The other, more decent legend of the brave boy named Mavrud is associated with Khan Krum, the ruler who gave Ancient nations the first written laws, among which the one banning drinking and imposing to grub up vineyards in our lands. “The legend tells how in the times of Khan Krum lived a poor widow named Ilaya, alone with her infant son. In her yard grew a vine which she decided not to uproot, as the Khan demanded, because the vine could save her from poverty and help her feed the child with its grapes. One night she picked the grapes and hid them in a wooden vessel in the fireplace. Since then, if the child cried, she gave him a big grain. Soon, however, the bees, wasps and flies appeared together with a pink foam on the surface of the wooden vessel. The woman realized that unintentionally she had produced a sparkling red wine. Continued to give her boy a sip every now and then and so he grew big and strong.

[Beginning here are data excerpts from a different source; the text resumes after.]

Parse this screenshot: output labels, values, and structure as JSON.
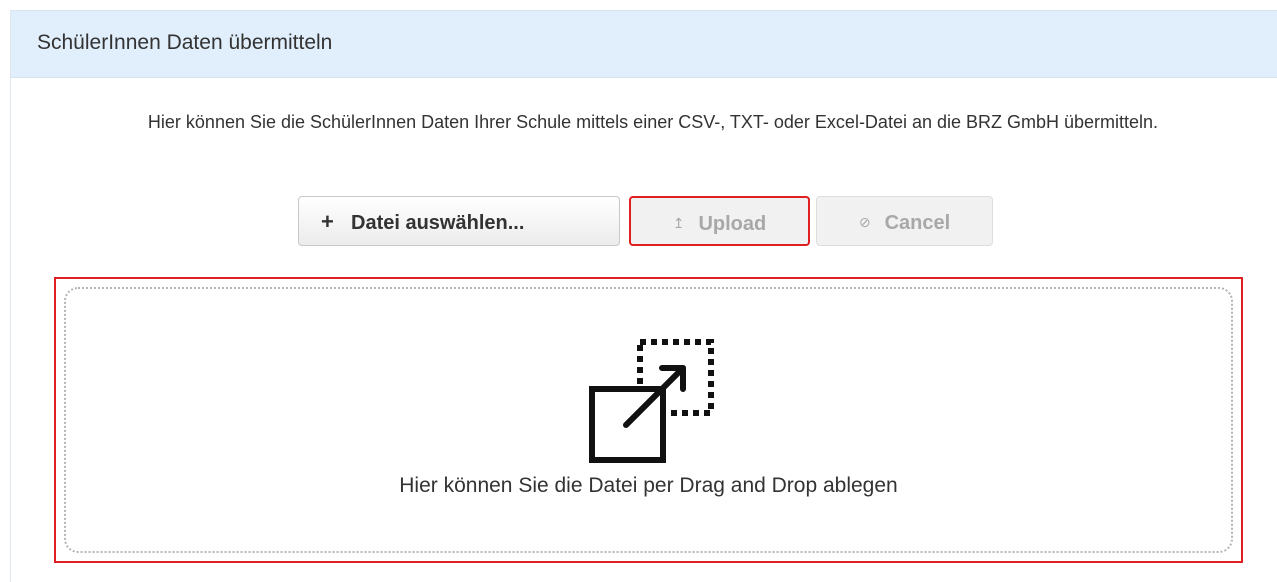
{
  "panel": {
    "title": "SchülerInnen Daten übermitteln",
    "intro": "Hier können Sie die SchülerInnen Daten Ihrer Schule mittels einer CSV-, TXT- oder Excel-Datei an die BRZ GmbH übermitteln."
  },
  "toolbar": {
    "choose": {
      "icon": "plus-icon",
      "glyph": "+",
      "label": "Datei auswählen..."
    },
    "upload": {
      "icon": "upload-icon",
      "glyph": "↥",
      "label": "Upload",
      "disabled": true,
      "highlighted": true
    },
    "cancel": {
      "icon": "cancel-icon",
      "glyph": "⊘",
      "label": "Cancel",
      "disabled": true
    }
  },
  "dropzone": {
    "icon": "drag-drop-icon",
    "text": "Hier können Sie die Datei per Drag and Drop ablegen",
    "highlighted": true
  },
  "colors": {
    "header_bg": "#e1eefb",
    "highlight_border": "#e02020",
    "text": "#333333",
    "disabled_text": "#a8a8a8"
  }
}
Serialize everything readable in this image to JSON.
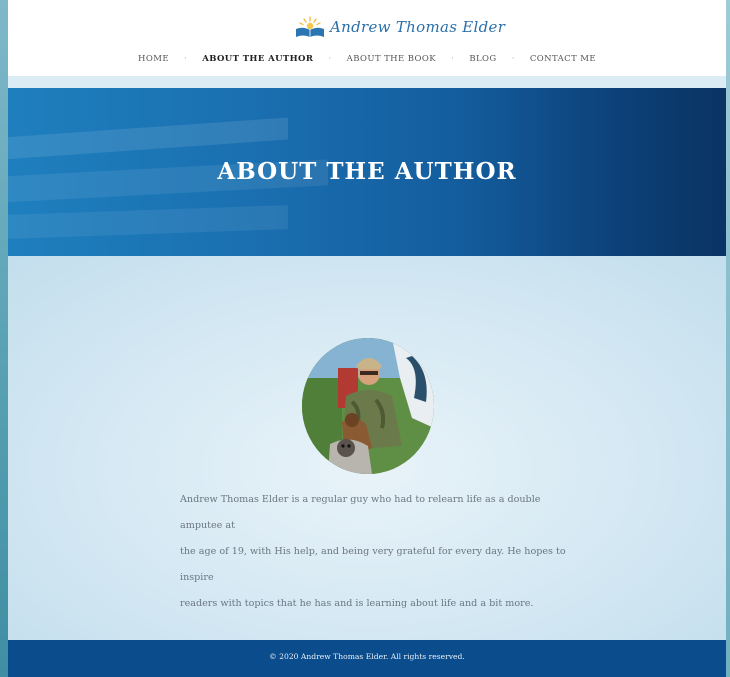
{
  "site": {
    "name": "Andrew Thomas Elder"
  },
  "nav": {
    "items": [
      {
        "label": "HOME"
      },
      {
        "label": "ABOUT THE AUTHOR"
      },
      {
        "label": "ABOUT THE BOOK"
      },
      {
        "label": "BLOG"
      },
      {
        "label": "CONTACT ME"
      }
    ],
    "separator": "·"
  },
  "hero": {
    "title": "ABOUT THE AUTHOR"
  },
  "bio": {
    "lines": [
      "Andrew Thomas Elder is a regular guy who had to relearn life as a double amputee at",
      "the age of 19, with His help, and being very grateful for every day. He hopes to inspire",
      "readers with topics that he has and is learning about life and a bit more."
    ]
  },
  "footer": {
    "text": "© 2020 Andrew Thomas Elder. All rights reserved."
  },
  "colors": {
    "brand_blue": "#2b6fa8",
    "hero_blue": "#1a6fb0",
    "footer_blue": "#0a4c8c"
  },
  "icons": {
    "logo": "open-book-sunrise-icon",
    "avatar": "author-photo"
  }
}
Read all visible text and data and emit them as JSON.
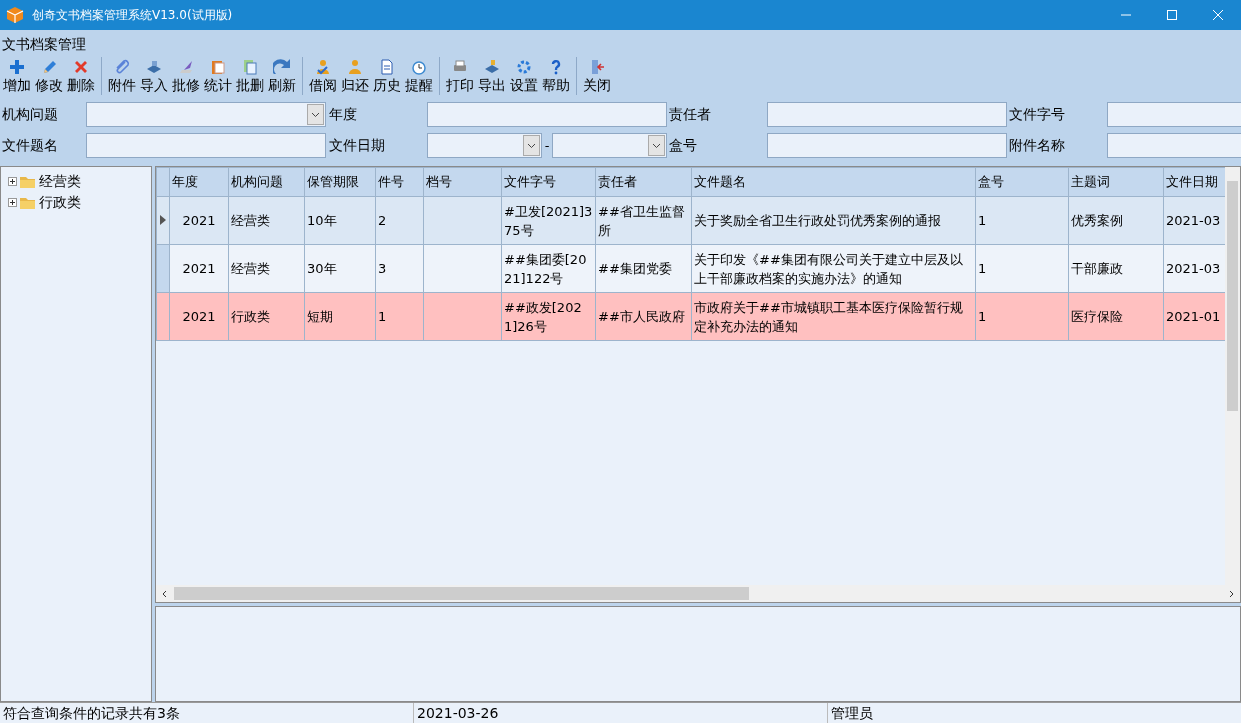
{
  "window": {
    "title": "创奇文书档案管理系统V13.0(试用版)"
  },
  "menu": {
    "label": "文书档案管理"
  },
  "toolbar": [
    [
      {
        "label": "增加"
      },
      {
        "label": "修改"
      },
      {
        "label": "删除"
      }
    ],
    [
      {
        "label": "附件"
      },
      {
        "label": "导入"
      },
      {
        "label": "批修"
      },
      {
        "label": "统计"
      },
      {
        "label": "批删"
      },
      {
        "label": "刷新"
      }
    ],
    [
      {
        "label": "借阅"
      },
      {
        "label": "归还"
      },
      {
        "label": "历史"
      },
      {
        "label": "提醒"
      }
    ],
    [
      {
        "label": "打印"
      },
      {
        "label": "导出"
      },
      {
        "label": "设置"
      },
      {
        "label": "帮助"
      }
    ],
    [
      {
        "label": "关闭"
      }
    ]
  ],
  "filters": [
    [
      {
        "label": "机构问题",
        "kind": "combo"
      },
      {
        "label": "年度",
        "kind": "text"
      },
      {
        "label": "责任者",
        "kind": "text"
      },
      {
        "label": "文件字号",
        "kind": "text"
      }
    ],
    [
      {
        "label": "文件题名",
        "kind": "text"
      },
      {
        "label": "文件日期",
        "kind": "daterange",
        "separator": "-"
      },
      {
        "label": "盒号",
        "kind": "text"
      },
      {
        "label": "附件名称",
        "kind": "text"
      }
    ]
  ],
  "tree": [
    {
      "label": "经营类",
      "expanded": false
    },
    {
      "label": "行政类",
      "expanded": false
    }
  ],
  "table": {
    "columns": [
      "年度",
      "机构问题",
      "保管期限",
      "件号",
      "档号",
      "文件字号",
      "责任者",
      "文件题名",
      "盒号",
      "主题词",
      "文件日期"
    ],
    "rows": [
      {
        "selected": true,
        "highlighted": false,
        "cells": [
          "2021",
          "经营类",
          "10年",
          "2",
          "",
          "#卫发[2021]375号",
          "##省卫生监督所",
          "关于奖励全省卫生行政处罚优秀案例的通报",
          "1",
          "优秀案例",
          "2021-03"
        ]
      },
      {
        "selected": false,
        "highlighted": false,
        "cells": [
          "2021",
          "经营类",
          "30年",
          "3",
          "",
          "##集团委[2021]122号",
          "##集团党委",
          "关于印发《##集团有限公司关于建立中层及以上干部廉政档案的实施办法》的通知",
          "1",
          "干部廉政",
          "2021-03"
        ]
      },
      {
        "selected": false,
        "highlighted": true,
        "cells": [
          "2021",
          "行政类",
          "短期",
          "1",
          "",
          "##政发[2021]26号",
          "##市人民政府",
          "市政府关于##市城镇职工基本医疗保险暂行规定补充办法的通知",
          "1",
          "医疗保险",
          "2021-01"
        ]
      }
    ]
  },
  "status_bar": [
    "符合查询条件的记录共有3条",
    "2021-03-26",
    "管理员"
  ]
}
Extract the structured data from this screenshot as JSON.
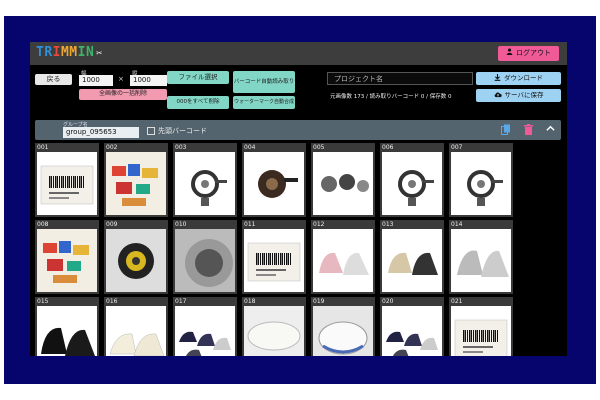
{
  "header": {
    "logo": {
      "p1": "TR",
      "p2": "I",
      "p3": "MM",
      "p4": "IN",
      "cut": "✂"
    },
    "logout_label": "ログアウト",
    "logout_icon": "person-icon"
  },
  "toolbar": {
    "back_label": "戻る",
    "width_label": "幅",
    "width_value": "1000",
    "height_label": "縦",
    "height_value": "1000",
    "times": "×",
    "bulk_delete_label": "全画像の一括削除",
    "file_select_label": "ファイル選択",
    "barcode_read_label": "バーコード自動読み取り",
    "reset_all_label": "000をすべて削除",
    "watermark_label": "ウォーターマーク自動合成",
    "project_placeholder": "プロジェクト名",
    "stats_text": "元画像数 173 / 読み取りバーコード 0 / 保存数 0",
    "download_label": "ダウンロード",
    "save_server_label": "サーバに保存"
  },
  "group": {
    "label": "グループ名",
    "value": "group_095653",
    "checkbox_label": "先頭バーコード"
  },
  "colors": {
    "accent_pink": "#ef5a97",
    "teal": "#82d6c6",
    "blue": "#9ed2f2",
    "bg": "#05056d"
  },
  "thumbnails": [
    {
      "no": "001",
      "kind": "barcode"
    },
    {
      "no": "002",
      "kind": "toys"
    },
    {
      "no": "003",
      "kind": "reel"
    },
    {
      "no": "004",
      "kind": "reel-dark"
    },
    {
      "no": "005",
      "kind": "reel-multi"
    },
    {
      "no": "006",
      "kind": "reel"
    },
    {
      "no": "007",
      "kind": "reel"
    },
    {
      "no": "008",
      "kind": "toys"
    },
    {
      "no": "009",
      "kind": "reel-yellow"
    },
    {
      "no": "010",
      "kind": "reel-closeup"
    },
    {
      "no": "011",
      "kind": "barcode"
    },
    {
      "no": "012",
      "kind": "sneakers-pink"
    },
    {
      "no": "013",
      "kind": "sneakers-beige"
    },
    {
      "no": "014",
      "kind": "sneakers-grey"
    },
    {
      "no": "015",
      "kind": "sneakers-black"
    },
    {
      "no": "016",
      "kind": "sneakers-cream"
    },
    {
      "no": "017",
      "kind": "sneakers-multi"
    },
    {
      "no": "018",
      "kind": "shoe-closeup"
    },
    {
      "no": "019",
      "kind": "shoe-closeup-blue"
    },
    {
      "no": "020",
      "kind": "sneakers-multi"
    },
    {
      "no": "021",
      "kind": "barcode"
    }
  ]
}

One day she heard that the Khan had let his lions to roam free. The widow warned her son not to go out, but he wouldn’t listen. The next day the capital city woke up with the news that one of the Khan’s lions was killed. Krum promised a generous reward to the killer if he manage to pluck a hair from the Khan’s beard. Dozens of daredevils appeared. However, each candidate, reaching for the Khan’s beard hearing his mighty lion’s roar was frightened and run away. Ilaya’s son, however, managed to rip a gray hair with the words: “don’t cry, because l will pull out my sword and it will become worse. “
“You really killed my lion “, said the Khan and asked him who he was and where he came from. The young man told the story how his poor mother fed him with grapes and wine. The Khan called Ilaya and asked for the name of her son. “Mavrud is his name”, she replied. From this day forth Khan Krum ordered new vines to be planted from Ilaya’s vine and the grapes were called MAVRUD. So Mavrud was rooted again in his native Thracian land.
In 2018 in Houston will have a chance to taste these legendary wines, which will be brought there by the Bulgarian Wine Export Association’s on EU funded New Wines of Ancient Thrace promotional campaign. Cheers!